Describe the induced electric potential difference resulting from a change in magnetic flux.

Faraday’s law describes the relationship between changing magnetic flux and the resulting induced emf in a system. \[\mathcal{E} = - \dfrac{d \phi_B}{dt}\]

When the area of the surface being considered is constant, the induced emf is equal to the area multiplied by the rate of change in the component of the magnetic field perpendicular to the surface.

When the magnetic field is constant, the induced emf is equal to the magnetic field multiplied by the rate of change in area perpendicular to the magnetic field.

When an emf is induced in a long solenoid, the total induced emf is equal to the induced emf in a single loop multiplied by the number of loops in the solenoid. \[| \mathcal{E}_{sol} | = N | \dfrac{d \phi_B}{dt} |\]

Lenz’s law is used to determine the direction of an induced emf resulting from a changing magnetic flux.

An induced emf generates a current that creates a magnetic field that opposes the change in magnetic flux.

The right-hand rule is used to determine the relationships between current, emf, and magnetic flux.

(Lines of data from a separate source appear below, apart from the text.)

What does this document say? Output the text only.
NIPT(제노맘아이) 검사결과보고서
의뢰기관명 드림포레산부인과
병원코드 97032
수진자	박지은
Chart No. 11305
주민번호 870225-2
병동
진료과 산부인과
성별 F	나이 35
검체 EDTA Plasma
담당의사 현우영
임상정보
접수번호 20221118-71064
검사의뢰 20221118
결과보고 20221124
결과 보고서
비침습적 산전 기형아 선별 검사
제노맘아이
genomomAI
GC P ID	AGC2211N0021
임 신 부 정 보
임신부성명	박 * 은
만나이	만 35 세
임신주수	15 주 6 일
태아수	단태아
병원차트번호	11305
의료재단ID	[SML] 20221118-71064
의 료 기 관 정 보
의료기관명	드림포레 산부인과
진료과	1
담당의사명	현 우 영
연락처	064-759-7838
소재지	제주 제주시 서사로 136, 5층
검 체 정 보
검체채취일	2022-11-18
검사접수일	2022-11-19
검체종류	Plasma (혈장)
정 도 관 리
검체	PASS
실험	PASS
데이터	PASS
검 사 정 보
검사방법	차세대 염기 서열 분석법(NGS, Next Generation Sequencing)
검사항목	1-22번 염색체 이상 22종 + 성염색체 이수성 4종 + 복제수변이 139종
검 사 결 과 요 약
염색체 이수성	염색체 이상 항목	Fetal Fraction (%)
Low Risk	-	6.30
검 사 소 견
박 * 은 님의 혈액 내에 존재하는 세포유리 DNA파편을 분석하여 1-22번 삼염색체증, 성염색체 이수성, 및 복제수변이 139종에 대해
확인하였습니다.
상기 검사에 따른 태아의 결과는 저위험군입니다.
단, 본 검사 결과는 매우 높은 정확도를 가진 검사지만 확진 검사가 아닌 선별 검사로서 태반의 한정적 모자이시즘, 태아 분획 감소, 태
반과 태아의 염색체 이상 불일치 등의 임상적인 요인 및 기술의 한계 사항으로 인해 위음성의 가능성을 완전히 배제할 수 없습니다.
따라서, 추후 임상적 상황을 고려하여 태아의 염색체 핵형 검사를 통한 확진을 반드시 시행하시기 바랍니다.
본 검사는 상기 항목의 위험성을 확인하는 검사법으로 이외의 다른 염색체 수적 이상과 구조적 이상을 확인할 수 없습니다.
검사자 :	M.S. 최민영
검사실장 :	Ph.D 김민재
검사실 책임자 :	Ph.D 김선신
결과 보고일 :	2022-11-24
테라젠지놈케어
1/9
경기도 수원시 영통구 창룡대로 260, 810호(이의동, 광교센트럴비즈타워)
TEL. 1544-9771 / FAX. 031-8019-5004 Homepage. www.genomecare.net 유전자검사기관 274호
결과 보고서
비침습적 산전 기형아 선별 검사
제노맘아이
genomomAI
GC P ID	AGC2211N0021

Maxwell’s equations are the collection of equations that fully describe electromagnetism. Maxwell’s third equation is Faraday’s law of induction, which describes the relationship between a changing magnetic flux and an induced electric field. \[\mathcal{E} = \oint E \cdot dl = - \dfrac{d \Phi_B}{dt}\]

Maxwell’s equations can be used to show that electric and magnetic fields obey wave equations and that electromagnetic waves travel at a constant speed in free space. \[c = \dfrac{1}{\sqrt{\mu_0 \epsilon_0}}\]